If government were less omnipotent and closer to the original intentions of our nation’s founders, we might be more prone to trust it—and less suspicious of its true motives. We will alway be on our guard around a moody and muscle bound giant—even if he claims only the best intentions and continually whines about being misunderstood.
Leadership is impossible without trust, but (just to point out the sheer perversity of this political puzzle) it will likely be impossible to regain our trust unless true leadership is somehow demonstrated.
I suspect the only way we will ever be able to trust our government enough to be willing to be led—or at least gently herded—is if we can somehow manage to pare back its enormous powers, which would involve the starkest and most profound reversal of control back to ordinary Americans imaginable. Were this to happen, it would be a change whose closest analog in our history was our original 13 colonies telling King George III to take a long walk off a short pier. The phrase “Power to the people” and its many variations, which we often associate with the 1960’s counterculture, is actually about 200 years older than we typically realize.

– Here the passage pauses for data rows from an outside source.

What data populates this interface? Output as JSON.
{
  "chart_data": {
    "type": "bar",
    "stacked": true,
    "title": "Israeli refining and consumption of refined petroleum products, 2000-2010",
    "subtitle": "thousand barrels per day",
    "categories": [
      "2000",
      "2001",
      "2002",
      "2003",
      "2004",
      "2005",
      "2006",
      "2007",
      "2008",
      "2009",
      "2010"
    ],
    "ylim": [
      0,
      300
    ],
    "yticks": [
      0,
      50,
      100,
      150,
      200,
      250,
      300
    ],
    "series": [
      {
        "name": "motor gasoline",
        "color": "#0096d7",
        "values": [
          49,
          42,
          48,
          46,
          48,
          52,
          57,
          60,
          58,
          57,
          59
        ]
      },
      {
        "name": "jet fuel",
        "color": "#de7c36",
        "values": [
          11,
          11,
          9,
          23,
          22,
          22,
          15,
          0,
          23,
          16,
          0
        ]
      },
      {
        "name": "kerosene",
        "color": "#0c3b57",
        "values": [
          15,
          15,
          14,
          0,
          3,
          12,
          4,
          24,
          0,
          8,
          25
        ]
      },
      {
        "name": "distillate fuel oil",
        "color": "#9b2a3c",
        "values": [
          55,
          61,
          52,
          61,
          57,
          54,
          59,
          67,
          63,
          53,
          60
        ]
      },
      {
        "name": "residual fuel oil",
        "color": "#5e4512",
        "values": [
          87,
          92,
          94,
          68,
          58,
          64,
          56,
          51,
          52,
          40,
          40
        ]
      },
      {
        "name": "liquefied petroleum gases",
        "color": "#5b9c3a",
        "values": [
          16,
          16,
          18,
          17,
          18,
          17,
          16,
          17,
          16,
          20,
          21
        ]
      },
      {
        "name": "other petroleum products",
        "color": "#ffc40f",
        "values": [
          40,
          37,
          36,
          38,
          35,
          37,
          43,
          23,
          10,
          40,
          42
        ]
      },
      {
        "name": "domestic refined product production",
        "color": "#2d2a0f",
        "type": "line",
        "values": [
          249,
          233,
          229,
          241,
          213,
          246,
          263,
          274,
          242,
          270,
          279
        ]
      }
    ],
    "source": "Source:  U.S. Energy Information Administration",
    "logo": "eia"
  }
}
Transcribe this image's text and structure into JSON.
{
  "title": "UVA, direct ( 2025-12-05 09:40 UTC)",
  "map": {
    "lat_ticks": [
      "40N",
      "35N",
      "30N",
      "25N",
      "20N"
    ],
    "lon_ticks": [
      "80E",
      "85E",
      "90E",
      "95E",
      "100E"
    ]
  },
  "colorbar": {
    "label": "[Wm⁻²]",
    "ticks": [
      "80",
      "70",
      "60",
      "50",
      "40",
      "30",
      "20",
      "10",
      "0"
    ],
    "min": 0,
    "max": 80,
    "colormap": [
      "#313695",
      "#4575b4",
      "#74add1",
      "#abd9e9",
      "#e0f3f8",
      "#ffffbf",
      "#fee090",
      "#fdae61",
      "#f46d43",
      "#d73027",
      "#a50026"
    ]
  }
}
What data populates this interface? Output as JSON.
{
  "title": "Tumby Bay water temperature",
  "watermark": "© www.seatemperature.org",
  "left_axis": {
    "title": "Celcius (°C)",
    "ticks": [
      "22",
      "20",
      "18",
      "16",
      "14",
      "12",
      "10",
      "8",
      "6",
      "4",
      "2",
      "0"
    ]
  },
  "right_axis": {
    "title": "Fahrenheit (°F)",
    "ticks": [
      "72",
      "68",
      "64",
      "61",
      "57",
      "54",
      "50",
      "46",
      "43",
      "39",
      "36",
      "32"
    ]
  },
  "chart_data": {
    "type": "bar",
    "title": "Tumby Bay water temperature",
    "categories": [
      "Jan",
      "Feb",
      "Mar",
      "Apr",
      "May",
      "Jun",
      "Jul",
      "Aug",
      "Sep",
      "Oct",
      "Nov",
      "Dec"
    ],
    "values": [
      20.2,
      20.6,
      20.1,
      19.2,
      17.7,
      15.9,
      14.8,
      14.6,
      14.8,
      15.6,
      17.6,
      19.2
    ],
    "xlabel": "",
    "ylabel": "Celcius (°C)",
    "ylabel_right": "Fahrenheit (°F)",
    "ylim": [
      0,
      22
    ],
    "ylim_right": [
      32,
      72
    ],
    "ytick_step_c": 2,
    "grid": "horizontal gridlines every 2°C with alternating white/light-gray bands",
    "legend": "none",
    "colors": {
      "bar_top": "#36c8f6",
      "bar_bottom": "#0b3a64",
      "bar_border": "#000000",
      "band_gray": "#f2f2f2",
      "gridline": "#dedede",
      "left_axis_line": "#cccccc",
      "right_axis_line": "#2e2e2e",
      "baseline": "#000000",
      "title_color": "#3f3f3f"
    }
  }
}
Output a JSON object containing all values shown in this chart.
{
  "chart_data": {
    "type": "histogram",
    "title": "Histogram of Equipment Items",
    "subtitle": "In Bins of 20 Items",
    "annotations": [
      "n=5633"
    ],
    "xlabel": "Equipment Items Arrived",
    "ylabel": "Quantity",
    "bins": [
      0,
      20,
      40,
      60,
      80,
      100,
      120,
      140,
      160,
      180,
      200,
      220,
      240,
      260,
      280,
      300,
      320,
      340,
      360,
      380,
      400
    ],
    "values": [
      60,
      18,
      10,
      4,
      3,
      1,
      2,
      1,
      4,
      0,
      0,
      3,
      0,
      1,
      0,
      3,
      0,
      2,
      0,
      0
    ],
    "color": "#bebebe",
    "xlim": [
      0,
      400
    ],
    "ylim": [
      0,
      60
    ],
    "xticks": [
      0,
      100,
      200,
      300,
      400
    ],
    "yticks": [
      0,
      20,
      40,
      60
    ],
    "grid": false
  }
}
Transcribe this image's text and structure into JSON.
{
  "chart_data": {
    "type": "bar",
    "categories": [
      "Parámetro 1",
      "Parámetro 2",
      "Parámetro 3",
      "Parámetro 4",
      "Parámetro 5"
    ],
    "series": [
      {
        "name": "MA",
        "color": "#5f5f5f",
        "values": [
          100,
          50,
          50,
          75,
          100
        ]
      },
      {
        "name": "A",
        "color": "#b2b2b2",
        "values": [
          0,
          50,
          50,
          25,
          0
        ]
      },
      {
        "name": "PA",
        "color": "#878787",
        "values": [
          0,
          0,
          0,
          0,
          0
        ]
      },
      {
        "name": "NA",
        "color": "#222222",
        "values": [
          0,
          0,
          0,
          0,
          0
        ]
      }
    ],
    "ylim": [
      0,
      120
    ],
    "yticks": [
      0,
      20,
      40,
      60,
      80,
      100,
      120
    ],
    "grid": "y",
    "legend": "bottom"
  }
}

Governments and leaders have come and gone for many thousands of years, but what has not changed is we prefer there to be a direction we can all follow that offers a promise of protection and yet still allows a sensible degree of freedom. Tyrants have certainly had their heydays, but we have seen, again and again, that humans are adverse to being herded against our wills. As a result, human history has been marked by resistance, revolution, and regrouping into new, and hopefully better, forms of government where we have at least the comforting illusion that we are being led with our consent.
It is true that we instinctively seek a leader to follow. This might sometimes make it seem that we are content to be sheep. However, we are quite unlike sheep insofar as we are ready and willing to turn on the shepherd—tearing him limb from limb should it be necessary—if we believe that our own safety and well being are at risk. This is a fact worth remembering as we face the very uncertain future lying just ahead of us today.